Perkebunan rakyat pada umumnya belum menggunakan bibit karet dari klon-klon unggul, pemeliharaannya masih sederhana, serta banyak tanaman karet yang sudah tua dan rusak (Balai Pengkajian Teknologi Pertanian, 2011). Hal tersebut merupakan salah satu penyebab rendahnya produktivitas karet Indonesia yang menyebabkan tergesernya posisi Indonesia sebagai produsen utama karet dunia (Direktorat Jenderal Perkebunan, 2011).

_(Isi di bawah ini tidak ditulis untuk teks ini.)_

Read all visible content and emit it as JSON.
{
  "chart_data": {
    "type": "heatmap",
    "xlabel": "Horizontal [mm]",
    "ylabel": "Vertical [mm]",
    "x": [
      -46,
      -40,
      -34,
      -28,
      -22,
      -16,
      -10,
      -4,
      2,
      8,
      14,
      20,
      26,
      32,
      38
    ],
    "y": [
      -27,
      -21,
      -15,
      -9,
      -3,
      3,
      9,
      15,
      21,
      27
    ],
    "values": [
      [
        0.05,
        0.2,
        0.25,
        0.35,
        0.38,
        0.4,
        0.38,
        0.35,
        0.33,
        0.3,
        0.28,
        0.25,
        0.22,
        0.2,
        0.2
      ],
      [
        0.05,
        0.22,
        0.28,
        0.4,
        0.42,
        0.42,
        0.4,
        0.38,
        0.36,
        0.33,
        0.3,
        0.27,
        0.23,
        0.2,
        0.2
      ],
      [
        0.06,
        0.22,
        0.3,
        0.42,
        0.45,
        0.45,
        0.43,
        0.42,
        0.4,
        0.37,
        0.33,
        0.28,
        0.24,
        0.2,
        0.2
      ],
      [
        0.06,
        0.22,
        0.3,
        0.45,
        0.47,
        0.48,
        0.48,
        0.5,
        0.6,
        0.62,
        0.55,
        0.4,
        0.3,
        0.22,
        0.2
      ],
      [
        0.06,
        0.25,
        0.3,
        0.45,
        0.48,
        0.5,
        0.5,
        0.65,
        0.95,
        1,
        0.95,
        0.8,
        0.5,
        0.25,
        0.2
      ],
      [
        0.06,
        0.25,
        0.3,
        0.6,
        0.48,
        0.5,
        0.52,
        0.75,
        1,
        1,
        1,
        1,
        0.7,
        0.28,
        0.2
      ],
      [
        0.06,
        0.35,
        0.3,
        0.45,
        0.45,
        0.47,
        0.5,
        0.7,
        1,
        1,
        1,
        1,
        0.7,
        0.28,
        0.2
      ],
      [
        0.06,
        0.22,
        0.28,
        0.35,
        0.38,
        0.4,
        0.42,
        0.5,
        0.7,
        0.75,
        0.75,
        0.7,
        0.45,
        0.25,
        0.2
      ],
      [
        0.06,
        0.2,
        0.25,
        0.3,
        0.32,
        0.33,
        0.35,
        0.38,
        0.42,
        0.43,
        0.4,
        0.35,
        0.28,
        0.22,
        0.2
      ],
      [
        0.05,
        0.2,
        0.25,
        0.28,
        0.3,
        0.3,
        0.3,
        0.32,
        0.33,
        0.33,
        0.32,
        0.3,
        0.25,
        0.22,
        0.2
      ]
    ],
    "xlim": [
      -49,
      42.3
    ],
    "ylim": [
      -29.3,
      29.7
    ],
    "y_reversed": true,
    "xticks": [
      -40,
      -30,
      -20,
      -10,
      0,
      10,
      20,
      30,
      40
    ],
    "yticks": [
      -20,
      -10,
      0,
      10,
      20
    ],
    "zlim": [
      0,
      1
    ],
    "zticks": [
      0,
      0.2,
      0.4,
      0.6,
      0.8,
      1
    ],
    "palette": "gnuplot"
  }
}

Produktivitas karet rakyat masih relatif rendah, yaitu 700 kg/ha/tahun atau rata-rata 892 kg/ha/ tahun. Produktivitas ini masih sangat rendah bila dibandingkan dengan produktivitas perkebunan besar negara yaitu ratarata 1.299 kg/ha/tahun dan perkebunan swasta1.542 kg/ha/tahun,atau produktivitas karet rakyat di negara lain (Ditjenbun 2007) Sebagai contoh, produktivitas karet rakyat di Malaysia telah mencapai 1.100 kg/ha/tahun, di Thailand 1.600 kg/ha/tahun, di India 1.334 kg/ha/ tahun, dan di Vietnam 1.358 kg/ha/tahun (Island Boerhendhy, I dan Amypalupy,K. 2011 ).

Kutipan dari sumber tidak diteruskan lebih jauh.